Aquella noche llegó antes de que a ella le suministrasen las últimas píldoras y Enid supuso que él quería ver a su mujer despierta antes de su breve viaje. Le pidió que fuese directamente a la habitación de la señora Quinn, él lo hizo así y cerró la puerta tras de sí. Enid cogió el periódico y pensó en subir a leerlo, pero probablemente las niñas aún no estarían dormidas y buscarían algún pretexto para llamarla. Podía salir al porche, pero a esas alturas del día habría mosquitos, especialmente después de una lluvia como la de aquella tarde.
Le asustaba poder oír algo sin querer, alguna intimidad o quizá la posibilidad de una pelea, y luego tener que mirar a Rupert cuando saliera de la habitación. Algo se cocía en la cabeza de la señora Quinn, de eso estaba segura. Y antes de decidir adónde ir, oyó algo de pasada. No se trataba de reproches o (si eso fuera posible) de expresiones de cariño, ni siquiera de oírla llorar, que era lo que hasta cierto punto esperaba, sino que oyó una risotada. Oyó a la señora Quinn reír débilmente, y en aquellas risas se encontraba el tono burlón y la satisfacción de la que Enid había sido testigo anteriormente, pero había también algo que nunca había escuchado antes, algo deliberadamente vil. Ella no se movió, aunque debería haberlo hecho, y todavía se encontraba en la mesa, todavía observaba la puerta de la habitación cuando el marido salió unos instantes más tarde. Él no apartó la vista de los ojos de ella, ni ella de los de él. No podía. Aunque no podía afirmar con seguridad si él la había visto. Simplemente la miró y se marchó. Tenía el aspecto de quien se hubiera agarrado a un cable eléctrico y pidiera disculpas —¿a quién?— porque su cuerpo se hubiese dado a esa absurda catástrofe.

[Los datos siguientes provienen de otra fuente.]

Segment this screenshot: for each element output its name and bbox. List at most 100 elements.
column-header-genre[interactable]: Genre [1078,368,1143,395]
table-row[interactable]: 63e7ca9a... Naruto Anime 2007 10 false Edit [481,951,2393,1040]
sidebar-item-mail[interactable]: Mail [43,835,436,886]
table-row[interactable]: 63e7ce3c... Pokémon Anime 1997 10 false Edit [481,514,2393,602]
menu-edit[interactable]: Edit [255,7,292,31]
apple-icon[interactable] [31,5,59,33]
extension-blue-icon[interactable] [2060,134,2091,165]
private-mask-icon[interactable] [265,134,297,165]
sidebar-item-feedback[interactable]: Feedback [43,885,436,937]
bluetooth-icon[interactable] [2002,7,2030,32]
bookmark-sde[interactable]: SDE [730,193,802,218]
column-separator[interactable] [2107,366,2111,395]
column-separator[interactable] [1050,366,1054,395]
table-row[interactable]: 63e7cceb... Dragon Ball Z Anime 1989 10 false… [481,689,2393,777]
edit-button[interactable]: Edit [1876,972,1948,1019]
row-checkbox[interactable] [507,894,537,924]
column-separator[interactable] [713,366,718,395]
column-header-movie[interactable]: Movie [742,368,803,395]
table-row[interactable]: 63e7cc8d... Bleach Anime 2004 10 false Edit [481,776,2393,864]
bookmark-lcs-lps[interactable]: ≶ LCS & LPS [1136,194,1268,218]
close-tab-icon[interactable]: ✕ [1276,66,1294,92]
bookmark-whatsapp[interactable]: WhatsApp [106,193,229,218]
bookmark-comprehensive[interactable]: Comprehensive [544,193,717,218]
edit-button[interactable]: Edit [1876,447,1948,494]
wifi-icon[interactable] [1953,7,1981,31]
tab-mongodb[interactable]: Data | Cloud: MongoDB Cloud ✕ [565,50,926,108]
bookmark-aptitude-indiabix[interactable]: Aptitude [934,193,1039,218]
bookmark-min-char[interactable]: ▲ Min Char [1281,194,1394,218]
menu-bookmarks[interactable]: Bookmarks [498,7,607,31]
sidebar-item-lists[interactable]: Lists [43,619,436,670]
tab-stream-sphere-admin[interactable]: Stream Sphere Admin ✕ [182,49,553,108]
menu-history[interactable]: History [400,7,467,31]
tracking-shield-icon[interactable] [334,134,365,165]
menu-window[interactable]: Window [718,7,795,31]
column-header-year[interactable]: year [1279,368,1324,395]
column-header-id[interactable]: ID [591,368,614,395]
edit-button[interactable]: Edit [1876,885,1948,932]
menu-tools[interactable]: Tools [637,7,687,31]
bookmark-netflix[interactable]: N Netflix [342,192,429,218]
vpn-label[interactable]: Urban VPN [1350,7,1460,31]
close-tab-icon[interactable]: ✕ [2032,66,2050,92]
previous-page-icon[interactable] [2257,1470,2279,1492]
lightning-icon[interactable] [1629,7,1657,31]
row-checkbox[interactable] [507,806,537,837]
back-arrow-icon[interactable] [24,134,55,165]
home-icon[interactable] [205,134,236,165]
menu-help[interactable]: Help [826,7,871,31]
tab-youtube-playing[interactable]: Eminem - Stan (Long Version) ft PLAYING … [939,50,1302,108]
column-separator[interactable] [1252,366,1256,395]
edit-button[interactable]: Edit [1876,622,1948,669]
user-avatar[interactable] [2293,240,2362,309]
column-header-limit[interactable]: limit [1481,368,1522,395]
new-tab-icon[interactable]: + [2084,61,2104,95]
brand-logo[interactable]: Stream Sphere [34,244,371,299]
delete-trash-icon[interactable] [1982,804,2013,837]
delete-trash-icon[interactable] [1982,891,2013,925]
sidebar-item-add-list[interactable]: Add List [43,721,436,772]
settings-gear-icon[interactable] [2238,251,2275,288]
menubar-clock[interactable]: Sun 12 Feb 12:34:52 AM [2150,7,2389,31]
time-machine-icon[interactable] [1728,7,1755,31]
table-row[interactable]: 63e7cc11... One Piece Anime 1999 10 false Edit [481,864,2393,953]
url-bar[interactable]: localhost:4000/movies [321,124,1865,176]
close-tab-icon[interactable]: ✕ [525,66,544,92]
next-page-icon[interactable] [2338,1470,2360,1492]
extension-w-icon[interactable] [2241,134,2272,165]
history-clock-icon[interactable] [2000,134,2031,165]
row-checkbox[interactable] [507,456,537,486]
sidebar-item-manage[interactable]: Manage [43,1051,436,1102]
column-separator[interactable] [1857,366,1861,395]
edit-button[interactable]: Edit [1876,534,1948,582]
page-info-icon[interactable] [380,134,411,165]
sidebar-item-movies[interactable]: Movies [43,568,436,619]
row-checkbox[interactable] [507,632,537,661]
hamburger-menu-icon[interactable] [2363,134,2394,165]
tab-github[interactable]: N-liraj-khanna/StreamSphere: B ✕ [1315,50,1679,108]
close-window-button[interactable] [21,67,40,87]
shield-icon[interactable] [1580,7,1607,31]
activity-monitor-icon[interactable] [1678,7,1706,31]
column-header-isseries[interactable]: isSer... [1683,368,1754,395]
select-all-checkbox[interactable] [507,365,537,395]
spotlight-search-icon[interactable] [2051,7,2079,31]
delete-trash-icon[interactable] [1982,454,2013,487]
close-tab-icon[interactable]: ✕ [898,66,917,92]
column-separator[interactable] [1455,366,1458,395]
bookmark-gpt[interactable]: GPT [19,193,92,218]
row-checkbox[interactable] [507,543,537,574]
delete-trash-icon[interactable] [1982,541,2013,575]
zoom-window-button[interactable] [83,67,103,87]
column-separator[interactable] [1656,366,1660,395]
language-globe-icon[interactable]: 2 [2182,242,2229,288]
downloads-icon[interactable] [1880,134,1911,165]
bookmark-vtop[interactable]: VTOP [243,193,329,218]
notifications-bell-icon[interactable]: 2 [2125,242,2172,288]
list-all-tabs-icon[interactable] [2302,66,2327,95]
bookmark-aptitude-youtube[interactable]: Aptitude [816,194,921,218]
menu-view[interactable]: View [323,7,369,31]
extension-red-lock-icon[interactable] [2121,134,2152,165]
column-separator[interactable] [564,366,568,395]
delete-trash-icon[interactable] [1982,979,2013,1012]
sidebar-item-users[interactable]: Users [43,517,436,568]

Al día siguiente la señora Quinn pareció recobrar sus fuerzas, de aquella manera tan poco natural y engañosa que Enid ya había visto en una o dos ocasiones en otros pacientes. La señora Quinn quería incorporarse apoyándose sobre las almohadas. Quería el ventilador encendido.
—Qué gran idea —dijo Enid.
—Podría contarte algo que no te creerías —dijo la señora Quinn.
—La gente me cuenta muchas cosas —dijo Enid.
—Claro. Mentiras —dijo la señora Quinn—. Apuesto a que son todo mentiras. ¿Sabes que el señor Willens estuvo aquí, en esta habitación?